The announcement came a day after Cobbetts, which has around 190 staff in Leeds, confirmed that it had filed a notice to appoint administrators and put itself up for sale.
In a statement, DWF, which has an office in Leeds, said last night: “Like many businesses, Cobbetts had built an infrastructure reflecting the buoyant economy of the mid 2000s and had put in place plans to reduce costs.
“However, poorer than expected trading in November and December last year caused the firm to review its financial position and subsequently obtain an interim statutory moratorium to enable a sale of the business and its assets.
“It is believed by the members of both firms that a sale to DWF represents a solution that would secure the most favourable outcome for its creditors, members, people and clients.
“For clients, this move would facilitate the continuation of service delivery and business as usual, with the same service terms they have enjoyed at Cobbetts, thereby ensuring a smooth transition for them and their business interests.”
Managing partner and chief executive of DWF, Andrew Leaitherland, said last night: “DWF’s plans to grow, in a strategic, targeted way have been clearly set out and this move supports that goal.
“I am confident that the merging of the two firms would bring genuine benefits to both and, importantly, the joint client base.
“There are many synergies between the two firms in terms of the sectors in which we operate and this collaboration will further strengthen our existing business. I am very much looking forward to welcoming the new team to DWF.”
The process of transferring people across to DWF will start in the next week, if the deal is approved.
Mr Leaitherland continued: “The legal industry as a whole has faced significant challenges.
“We will do all we can to make the integration as smooth as possible, however, as you’d expect in a move of this size, there are some areas of overlap and we may have to displace people or find them alternative roles.
“We will work hard to support all those involved.”
Exactly one year ago, DWF and Manchester-based Cobbetts revealed that they had ended merger talks because of the uncertain market conditions.
DWF has grown rapidly through mergers and lateral hires in recent years. In five years, DWF’s Leeds operation has grown from 55 staff to just under 230.
DWF recently merged with the professional indemnity practice Fishburns in the latest stage of its plan to become a top 20 player.
The deal bolstered DWF’s presence in London and expands its geographical coverage to include Bristol and Dublin.
DWF, which has an office at Bridgewater Place in Leeds, had a turnover of £102m last year.
DWF has 1,800 people based in Birmingham, Coventry, Edinburgh, Glasgow, Leeds, Liverpool, London, Manchester, Newcastle, Preston and Teesside and has an international reach through its relationships with law firms around the globe.

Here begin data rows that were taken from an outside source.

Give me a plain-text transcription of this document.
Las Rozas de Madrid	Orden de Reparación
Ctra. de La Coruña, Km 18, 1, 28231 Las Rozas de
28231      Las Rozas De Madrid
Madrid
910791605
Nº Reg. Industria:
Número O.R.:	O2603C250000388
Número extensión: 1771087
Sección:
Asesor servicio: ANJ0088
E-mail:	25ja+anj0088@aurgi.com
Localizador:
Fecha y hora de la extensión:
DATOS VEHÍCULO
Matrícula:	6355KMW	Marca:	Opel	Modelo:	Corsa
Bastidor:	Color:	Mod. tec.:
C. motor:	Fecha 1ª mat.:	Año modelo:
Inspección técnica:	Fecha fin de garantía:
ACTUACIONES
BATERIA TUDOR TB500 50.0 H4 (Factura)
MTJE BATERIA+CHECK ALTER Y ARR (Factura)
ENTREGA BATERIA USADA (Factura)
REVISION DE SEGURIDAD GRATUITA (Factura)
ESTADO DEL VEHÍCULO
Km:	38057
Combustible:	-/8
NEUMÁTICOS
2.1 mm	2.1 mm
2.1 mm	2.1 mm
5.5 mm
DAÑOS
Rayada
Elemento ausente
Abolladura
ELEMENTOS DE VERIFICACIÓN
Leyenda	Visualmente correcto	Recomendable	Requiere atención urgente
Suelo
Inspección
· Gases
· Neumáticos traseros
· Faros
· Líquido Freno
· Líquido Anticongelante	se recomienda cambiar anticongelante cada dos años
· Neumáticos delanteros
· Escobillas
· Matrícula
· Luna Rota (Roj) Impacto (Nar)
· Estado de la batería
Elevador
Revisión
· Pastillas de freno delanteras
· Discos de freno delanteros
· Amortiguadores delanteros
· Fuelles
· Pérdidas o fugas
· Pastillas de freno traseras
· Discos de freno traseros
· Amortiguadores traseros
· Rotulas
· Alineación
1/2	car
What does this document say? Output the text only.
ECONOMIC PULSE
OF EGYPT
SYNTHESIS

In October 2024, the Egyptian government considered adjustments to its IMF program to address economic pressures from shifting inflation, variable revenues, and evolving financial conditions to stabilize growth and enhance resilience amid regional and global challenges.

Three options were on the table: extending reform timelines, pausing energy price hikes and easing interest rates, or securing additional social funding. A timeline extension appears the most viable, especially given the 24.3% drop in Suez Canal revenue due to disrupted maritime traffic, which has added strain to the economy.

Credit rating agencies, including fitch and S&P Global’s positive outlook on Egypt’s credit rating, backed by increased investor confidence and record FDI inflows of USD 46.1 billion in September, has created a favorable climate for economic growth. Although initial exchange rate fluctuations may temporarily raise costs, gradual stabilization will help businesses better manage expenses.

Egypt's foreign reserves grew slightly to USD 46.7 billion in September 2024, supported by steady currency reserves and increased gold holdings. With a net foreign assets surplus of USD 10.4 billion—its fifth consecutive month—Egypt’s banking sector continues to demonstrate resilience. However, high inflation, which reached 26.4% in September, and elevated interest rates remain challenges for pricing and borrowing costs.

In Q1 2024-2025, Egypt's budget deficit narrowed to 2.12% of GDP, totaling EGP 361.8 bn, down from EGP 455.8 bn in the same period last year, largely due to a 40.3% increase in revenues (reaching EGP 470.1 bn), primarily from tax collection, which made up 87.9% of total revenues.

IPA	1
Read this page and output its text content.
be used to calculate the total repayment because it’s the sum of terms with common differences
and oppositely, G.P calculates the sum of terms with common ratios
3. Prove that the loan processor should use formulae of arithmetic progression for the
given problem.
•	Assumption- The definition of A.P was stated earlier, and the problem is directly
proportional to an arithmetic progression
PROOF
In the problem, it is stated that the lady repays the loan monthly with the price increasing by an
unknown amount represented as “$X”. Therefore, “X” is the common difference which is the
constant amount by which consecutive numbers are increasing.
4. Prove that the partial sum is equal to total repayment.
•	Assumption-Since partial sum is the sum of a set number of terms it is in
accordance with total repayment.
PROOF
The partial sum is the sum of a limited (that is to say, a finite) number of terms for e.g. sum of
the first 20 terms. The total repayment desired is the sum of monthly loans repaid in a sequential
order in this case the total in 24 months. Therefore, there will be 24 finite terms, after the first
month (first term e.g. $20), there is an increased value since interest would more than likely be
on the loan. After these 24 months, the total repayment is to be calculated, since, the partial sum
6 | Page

In recent years a number of law firms have sought buyers, or collapsed due to financial pressures caused by the recession.
According to David Wilson, senior partner at Begbies Traynor in Yorkshire and the North East, businesses with a heavy reliance on property have been particularly hard hit.
One of the most high profile casualties was Halliwells, which had offices in Manchester, Sheffield, Liverpool and London. Halliwells entered administration in July 2010 with debts of almost £32m.